# Capgemini Employee Happiness

![capgemini.jpg](attachment:capgemini.jpg)

# Project Description:

Our team is excited to embark on this class project that places a strong focus on harnessing the power of machine learning techniques to delve into the realm of employee satisfaction within the Capgemini company. Our primary objective is to get valuable insights into the numerous factors that underlie employee satisfaction in this specific organization. Through this analysis, we aim to predict employee satisfaction ratings using a diverse set of machine learning techniques, including but not limited to sentiment analysis and classification algorithms.

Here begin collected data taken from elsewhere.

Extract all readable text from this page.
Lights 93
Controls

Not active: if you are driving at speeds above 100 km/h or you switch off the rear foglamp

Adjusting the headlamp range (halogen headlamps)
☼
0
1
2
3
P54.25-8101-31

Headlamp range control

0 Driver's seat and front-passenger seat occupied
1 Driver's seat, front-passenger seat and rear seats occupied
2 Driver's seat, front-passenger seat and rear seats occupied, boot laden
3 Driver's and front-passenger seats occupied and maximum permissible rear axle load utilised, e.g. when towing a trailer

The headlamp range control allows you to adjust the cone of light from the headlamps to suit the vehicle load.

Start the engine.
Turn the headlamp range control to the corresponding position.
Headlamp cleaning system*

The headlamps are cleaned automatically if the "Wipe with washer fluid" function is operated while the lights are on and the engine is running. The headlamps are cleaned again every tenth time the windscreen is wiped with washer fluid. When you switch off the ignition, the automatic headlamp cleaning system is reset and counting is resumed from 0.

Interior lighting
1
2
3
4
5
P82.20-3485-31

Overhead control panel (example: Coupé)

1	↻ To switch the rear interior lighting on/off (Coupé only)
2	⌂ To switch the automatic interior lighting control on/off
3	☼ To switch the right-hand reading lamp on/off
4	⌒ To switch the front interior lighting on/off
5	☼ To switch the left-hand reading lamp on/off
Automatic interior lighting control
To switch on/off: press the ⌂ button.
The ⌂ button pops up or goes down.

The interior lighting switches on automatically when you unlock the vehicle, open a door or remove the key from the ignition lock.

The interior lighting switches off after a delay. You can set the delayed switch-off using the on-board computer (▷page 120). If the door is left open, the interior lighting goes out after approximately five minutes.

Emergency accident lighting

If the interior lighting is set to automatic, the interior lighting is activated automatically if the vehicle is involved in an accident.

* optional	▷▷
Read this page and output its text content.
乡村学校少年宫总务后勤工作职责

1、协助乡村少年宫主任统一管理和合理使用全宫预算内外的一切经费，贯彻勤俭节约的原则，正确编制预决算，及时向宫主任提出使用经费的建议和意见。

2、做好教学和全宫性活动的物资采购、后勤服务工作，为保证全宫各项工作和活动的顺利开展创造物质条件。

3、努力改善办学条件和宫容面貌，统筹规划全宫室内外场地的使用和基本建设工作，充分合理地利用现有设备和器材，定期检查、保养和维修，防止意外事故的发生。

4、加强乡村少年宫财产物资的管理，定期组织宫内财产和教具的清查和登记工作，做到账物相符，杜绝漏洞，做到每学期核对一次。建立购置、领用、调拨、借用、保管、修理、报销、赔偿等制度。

The potential outcomes of this analysis hold significant promise for Capgemini and similar companies. By tapping into the predictive power of machine learning, our project has the capacity to significantly elevate employee morale and overall satisfaction. Furthermore, it could equip a company with the knowledge needed to make data-driven decisions and implement targeted strategies aimed at optimizing the working environment and enhancing the overall employee experience.
 

To facilitate this endeavor, we will be utilizing a Kaggle dataset that captures self-reported employee satisfaction data from within Capgemini. This dataset will serve as the foundational basis for our analysis. In our pursuit of comprehensive understanding, we may augment this primary dataset with additional relevant data sources. These supplementary datasets may include information on salary structures, demographics, and other factors that are not originally included in the core dataset. By incorporating this supplementary data, we aim to gain a more holistic perspective on the intricacies of employee satisfaction, and thereby refine the accuracy and depth of our predictive models.
 

By the conclusion of this project, we anticipate having not only a predictive model for employee satisfaction but also a wealth of knowledge that can empower Capgemini and similar enterprises to cultivate a more positive and productive work environment for their staff.


References:

 https://www.kaggle.com/datasets/manishkr1754/capgemini-employee-reviews-dataset

 

# The Model

The data is an extensive survey done at the Capgemini company to evaluate the overall employees' satisfaction in their jobs.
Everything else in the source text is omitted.